Penso que a publicação prévia do Vocabulário Comum é absolutamente indispensável por vários motivos:
3.2 Para que haja a certeza sobre a grafia futura de algumas palavras em que há dúvidas (ex.: comummente/comumente, eletroíman/eletroímã, hífenes/hifens, etc., etc.): adopta-se um só termo ou a dupla grafia?
3.3 O vocabulário comum é necessário para a elaboração dos correctores de texto, na escrita com o computador. Note-se que, quanto aos correctores ortográficos, não me admira nada que rapidamente apareçam programas brasileiros para o novo acordo. Ora estes correctores específicos para o Brasil poderão não ser satisfatórios para Portugal, se não incluírem todas as duplas grafias que o novo acordo também aceita. Os programas elaborados no Brasil poderão estar dirigidos só para este país, com a variante nele usual.
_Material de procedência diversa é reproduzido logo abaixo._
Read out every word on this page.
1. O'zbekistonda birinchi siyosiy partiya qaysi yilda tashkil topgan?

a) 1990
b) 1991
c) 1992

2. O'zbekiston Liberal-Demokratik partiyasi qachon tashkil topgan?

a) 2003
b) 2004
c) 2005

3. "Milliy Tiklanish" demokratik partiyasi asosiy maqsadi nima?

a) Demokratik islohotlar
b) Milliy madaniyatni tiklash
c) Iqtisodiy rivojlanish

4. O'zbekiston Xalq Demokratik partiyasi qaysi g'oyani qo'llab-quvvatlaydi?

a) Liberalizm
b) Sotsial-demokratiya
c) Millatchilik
Para que um corrector ortográfico seja verda-deiramente planetário na `comum língua´ portuguesa, deve incluir todas as novas variantes legais no universo da língua (por exemplo, até nomes com as letras que passam a ser consideradas legais nas palavras portuguesas: w, y, z, assunto com interesse para os nossos irmãos na língua, dos PALOP).
Os dicionários que apareceram muito recentemente, ditos “conforme o novo acordo ortográfico” são uma ajuda; mas, sem o Vocabulário comum, não há garantia de uniformização noutros lexicógrafos. Aproveito o ensejo para sublinhar que o projecto do «Prontuário» da minha autoria, publicado pela Texto Editores, é independente do projecto destes novos dicionários da editora, projecto que desconhecia até à altura da publicação dos dicionários. O dicionário médio, de 125 000 entradas, gentilmente posto à minha disposição, já me foi útil como termo de comparação com os meus próprios registos de termos do novo acordo.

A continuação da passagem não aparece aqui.